Q: I booked a round-trip flight from Minneapolis to Savannah, Ga., through Orbitz. We were supposed to fly out on American Airlines and back on Sun Country. We also purchased trip insurance through Travel Guard.
A hurricane was heading for the Savannah area, and we were watching our flight status online and discovered that our flight had been canceled. We contacted Orbitz and a representative told us that they could not issue a refund, but they would give us a travel voucher for future flights that would expire in a year. They also stated that our travel insurance did not apply because the flight was canceled due to an “act of God.”
In February, we booked a Sun Country flight to Phoenix using the Sun Country voucher and it was a real hassle to arrange it. Plus, they charged a $50 fee each for a reservation change. After that experience and reading your column, I sent Orbitz an e-mail using your executive contacts. I requested a refund of $310 for the American Airlines leg of our trip. Orbitz never even acknowledged receipt of the e-mail.
We are not going to be able to use the American Airlines voucher before it expires and feel we should be reimbursed. Can you help?
A: Orbitz should have helped you get a full refund for your flights, not vouchers. The Department of Transportation is crystal-clear about your rights. You’re entitled to a refund if the airline canceled a flight, regardless of the reason, and you choose not to be rebooked on a new flight on that airline.
Here’s the problem: If you accept a voucher, then you’re bound by the terms of the voucher.
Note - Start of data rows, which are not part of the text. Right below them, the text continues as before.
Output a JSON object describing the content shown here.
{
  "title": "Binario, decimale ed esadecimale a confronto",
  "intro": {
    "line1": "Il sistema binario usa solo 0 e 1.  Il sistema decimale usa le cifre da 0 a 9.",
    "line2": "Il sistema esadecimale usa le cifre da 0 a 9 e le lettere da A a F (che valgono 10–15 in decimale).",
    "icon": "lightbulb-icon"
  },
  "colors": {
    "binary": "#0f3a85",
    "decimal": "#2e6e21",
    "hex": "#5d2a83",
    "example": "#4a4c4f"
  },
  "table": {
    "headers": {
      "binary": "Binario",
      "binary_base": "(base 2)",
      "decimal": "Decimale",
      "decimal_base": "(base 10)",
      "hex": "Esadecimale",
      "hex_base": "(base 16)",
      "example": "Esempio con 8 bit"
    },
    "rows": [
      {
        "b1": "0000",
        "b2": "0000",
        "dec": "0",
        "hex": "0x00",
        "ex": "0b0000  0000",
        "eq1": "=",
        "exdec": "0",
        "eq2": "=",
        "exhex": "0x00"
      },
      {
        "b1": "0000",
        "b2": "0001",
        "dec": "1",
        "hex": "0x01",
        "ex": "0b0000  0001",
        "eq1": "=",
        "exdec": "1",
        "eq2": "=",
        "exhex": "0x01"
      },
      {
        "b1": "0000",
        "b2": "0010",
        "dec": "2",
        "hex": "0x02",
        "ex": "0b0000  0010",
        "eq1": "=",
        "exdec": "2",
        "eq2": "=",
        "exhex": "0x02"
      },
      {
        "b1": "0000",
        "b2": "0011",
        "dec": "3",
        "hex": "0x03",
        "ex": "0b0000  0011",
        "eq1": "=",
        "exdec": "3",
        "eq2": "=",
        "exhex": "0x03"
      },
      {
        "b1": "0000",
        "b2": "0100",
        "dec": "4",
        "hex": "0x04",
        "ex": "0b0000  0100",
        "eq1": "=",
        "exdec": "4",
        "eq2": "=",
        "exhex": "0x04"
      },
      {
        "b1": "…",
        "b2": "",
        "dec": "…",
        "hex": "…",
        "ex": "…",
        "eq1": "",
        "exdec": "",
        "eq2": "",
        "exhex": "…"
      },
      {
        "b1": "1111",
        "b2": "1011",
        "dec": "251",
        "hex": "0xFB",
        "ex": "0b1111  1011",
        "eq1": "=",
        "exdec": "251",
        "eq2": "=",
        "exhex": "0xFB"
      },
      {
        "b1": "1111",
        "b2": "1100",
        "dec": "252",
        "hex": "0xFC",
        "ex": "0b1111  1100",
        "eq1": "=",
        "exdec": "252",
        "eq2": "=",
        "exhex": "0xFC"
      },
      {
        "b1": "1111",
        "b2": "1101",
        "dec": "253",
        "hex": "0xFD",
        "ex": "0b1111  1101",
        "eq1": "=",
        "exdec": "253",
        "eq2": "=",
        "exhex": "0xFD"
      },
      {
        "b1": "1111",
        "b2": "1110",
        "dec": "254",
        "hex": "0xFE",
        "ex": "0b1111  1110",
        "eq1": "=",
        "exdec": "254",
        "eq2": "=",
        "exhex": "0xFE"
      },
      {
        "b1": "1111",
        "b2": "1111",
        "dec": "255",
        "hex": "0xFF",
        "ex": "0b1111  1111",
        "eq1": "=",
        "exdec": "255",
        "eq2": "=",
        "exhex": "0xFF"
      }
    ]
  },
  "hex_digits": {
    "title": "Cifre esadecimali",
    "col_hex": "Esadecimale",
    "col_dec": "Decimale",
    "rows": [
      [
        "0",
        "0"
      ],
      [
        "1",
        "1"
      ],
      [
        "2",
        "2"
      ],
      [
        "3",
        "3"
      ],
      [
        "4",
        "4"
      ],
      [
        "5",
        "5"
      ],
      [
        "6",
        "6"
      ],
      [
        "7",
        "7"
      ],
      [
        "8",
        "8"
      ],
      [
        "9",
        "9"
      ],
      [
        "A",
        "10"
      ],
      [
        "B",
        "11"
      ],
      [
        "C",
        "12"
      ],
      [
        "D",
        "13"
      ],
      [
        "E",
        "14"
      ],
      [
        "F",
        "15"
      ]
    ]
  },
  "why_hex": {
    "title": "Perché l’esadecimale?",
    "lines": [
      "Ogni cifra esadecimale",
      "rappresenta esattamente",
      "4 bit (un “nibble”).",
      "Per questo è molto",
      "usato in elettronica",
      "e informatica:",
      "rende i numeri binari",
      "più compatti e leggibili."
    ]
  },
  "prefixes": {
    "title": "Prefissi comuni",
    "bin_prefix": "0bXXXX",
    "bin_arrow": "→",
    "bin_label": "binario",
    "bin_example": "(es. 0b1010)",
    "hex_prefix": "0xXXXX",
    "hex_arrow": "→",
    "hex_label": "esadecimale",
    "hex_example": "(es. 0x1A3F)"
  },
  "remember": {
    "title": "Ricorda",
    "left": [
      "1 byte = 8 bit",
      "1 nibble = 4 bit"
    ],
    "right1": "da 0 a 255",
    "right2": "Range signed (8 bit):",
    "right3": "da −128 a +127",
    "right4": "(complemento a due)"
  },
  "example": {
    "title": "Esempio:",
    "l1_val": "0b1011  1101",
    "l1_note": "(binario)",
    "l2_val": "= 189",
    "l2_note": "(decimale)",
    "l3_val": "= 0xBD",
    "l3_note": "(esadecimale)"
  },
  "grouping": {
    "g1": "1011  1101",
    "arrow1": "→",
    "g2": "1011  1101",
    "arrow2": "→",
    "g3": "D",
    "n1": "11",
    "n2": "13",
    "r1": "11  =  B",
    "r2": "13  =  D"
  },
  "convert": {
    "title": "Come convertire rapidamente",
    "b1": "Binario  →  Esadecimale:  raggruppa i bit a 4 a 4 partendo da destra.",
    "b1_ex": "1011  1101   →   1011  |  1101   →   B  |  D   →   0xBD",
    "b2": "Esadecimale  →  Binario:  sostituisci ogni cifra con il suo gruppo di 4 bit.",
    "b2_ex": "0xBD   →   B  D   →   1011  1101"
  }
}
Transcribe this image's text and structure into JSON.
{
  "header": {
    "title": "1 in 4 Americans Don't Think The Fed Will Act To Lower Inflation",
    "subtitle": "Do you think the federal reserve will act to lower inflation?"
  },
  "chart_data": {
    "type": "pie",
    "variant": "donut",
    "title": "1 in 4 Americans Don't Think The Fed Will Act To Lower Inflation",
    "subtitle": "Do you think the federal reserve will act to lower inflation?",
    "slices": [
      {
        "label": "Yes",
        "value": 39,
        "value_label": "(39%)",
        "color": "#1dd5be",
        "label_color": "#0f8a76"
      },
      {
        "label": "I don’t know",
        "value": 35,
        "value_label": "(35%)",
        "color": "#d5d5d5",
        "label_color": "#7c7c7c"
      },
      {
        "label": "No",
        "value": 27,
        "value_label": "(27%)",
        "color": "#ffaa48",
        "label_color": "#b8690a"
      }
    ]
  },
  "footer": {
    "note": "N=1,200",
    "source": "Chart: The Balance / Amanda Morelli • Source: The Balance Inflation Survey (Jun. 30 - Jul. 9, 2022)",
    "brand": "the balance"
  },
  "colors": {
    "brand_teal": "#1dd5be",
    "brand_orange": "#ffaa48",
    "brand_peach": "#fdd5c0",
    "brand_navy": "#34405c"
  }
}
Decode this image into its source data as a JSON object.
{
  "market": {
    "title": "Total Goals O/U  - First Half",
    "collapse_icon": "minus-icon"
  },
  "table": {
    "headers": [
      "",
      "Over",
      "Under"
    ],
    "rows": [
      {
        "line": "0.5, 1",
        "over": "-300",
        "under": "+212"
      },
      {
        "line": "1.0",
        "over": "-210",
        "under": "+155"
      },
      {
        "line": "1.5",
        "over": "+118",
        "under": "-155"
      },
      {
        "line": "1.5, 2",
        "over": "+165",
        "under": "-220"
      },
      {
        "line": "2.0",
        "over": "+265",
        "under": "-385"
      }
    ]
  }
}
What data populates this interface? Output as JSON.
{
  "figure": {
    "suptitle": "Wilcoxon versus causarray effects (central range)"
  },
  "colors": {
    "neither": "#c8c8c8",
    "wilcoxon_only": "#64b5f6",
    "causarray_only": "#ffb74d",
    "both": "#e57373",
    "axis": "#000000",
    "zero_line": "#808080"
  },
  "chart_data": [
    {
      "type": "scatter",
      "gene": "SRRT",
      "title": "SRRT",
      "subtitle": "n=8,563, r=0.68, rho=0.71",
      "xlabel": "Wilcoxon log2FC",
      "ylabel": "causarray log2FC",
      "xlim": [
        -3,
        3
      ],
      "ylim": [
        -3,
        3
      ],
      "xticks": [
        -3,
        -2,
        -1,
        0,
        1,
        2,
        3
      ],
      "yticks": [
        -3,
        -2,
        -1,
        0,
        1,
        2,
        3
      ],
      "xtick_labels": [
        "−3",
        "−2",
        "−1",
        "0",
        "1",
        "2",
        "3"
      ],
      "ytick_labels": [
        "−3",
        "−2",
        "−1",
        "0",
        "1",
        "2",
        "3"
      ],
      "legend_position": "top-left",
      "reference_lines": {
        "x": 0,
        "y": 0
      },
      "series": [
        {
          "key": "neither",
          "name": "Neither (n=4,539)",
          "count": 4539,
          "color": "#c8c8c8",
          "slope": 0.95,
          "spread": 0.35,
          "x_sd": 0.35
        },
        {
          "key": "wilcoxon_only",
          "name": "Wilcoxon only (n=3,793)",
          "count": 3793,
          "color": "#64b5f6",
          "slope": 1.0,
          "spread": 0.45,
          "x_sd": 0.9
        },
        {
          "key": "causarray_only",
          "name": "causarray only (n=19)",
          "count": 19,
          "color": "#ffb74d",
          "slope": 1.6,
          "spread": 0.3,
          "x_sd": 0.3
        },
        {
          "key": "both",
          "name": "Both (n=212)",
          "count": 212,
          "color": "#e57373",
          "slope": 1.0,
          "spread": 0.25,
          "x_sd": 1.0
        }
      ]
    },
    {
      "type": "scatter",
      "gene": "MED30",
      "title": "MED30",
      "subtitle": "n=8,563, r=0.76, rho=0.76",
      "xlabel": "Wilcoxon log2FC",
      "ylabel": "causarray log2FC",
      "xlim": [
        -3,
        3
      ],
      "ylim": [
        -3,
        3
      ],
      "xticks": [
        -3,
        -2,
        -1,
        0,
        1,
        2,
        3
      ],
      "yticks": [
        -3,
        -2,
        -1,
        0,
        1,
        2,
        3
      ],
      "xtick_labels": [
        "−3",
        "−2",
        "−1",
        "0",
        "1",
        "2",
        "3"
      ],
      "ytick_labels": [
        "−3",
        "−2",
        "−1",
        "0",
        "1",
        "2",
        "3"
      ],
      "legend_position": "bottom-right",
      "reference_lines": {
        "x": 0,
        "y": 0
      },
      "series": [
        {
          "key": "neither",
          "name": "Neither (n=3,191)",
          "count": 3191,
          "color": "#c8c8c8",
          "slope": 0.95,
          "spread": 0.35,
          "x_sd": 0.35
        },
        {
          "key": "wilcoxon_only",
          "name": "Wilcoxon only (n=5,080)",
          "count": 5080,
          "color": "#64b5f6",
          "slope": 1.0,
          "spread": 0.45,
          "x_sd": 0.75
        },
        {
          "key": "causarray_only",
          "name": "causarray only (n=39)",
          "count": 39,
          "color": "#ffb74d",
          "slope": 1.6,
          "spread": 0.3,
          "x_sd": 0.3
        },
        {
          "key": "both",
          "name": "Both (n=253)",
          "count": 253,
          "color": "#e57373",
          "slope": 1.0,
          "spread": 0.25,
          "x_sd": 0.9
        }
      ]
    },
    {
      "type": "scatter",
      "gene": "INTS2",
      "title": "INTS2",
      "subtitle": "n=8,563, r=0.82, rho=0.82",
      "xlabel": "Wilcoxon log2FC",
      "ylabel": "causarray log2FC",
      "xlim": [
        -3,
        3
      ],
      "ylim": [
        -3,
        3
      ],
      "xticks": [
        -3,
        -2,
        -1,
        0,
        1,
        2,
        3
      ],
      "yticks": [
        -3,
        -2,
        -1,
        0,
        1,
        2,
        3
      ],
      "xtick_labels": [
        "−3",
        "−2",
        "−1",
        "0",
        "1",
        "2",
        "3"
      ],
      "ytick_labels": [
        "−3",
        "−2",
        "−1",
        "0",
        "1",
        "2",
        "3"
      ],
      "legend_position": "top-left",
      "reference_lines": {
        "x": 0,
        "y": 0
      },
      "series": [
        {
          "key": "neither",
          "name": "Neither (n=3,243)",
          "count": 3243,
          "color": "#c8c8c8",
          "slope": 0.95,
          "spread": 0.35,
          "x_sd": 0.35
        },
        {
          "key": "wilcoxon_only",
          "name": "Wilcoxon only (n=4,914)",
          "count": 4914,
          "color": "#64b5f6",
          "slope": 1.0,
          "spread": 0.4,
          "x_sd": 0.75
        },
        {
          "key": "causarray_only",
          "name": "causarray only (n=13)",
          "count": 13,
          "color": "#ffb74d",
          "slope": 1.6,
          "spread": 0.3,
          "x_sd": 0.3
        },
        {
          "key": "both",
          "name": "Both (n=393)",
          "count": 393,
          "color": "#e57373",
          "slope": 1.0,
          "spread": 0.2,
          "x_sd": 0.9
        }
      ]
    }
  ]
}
Thus, your Sun Country voucher requires a $50 “reservation change” fee; and your American Airline voucher expires within a year, as most vouchers do.
It makes sense for an airline to offer a voucher. After all, vouchers allow them to keep your money. And since many passengers can’t fly within a year, it also means the airline doesn’t even have to fly you anywhere. It’s great if you’re an airline — not so great if you’re a passenger.
That’s why it’s so important to know your rights. If a flight is canceled, do you get a refund? Absolutely. But airlines will try to talk you into accepting vouchers. Before you say “yes,” review your rights at the DOT site. Then decide.
I also list executive contacts for all the companies involved in this recurring drama on my consumer advocacy site, elliott.org. I have the customer service managers at American, Orbitz (Expedia) and Sun Country. A brief, polite e-mail is usually enough to get help, but not always.
I recommended that you contact American Airlines directly and ask for a refund. You did, and it refunded your ticket.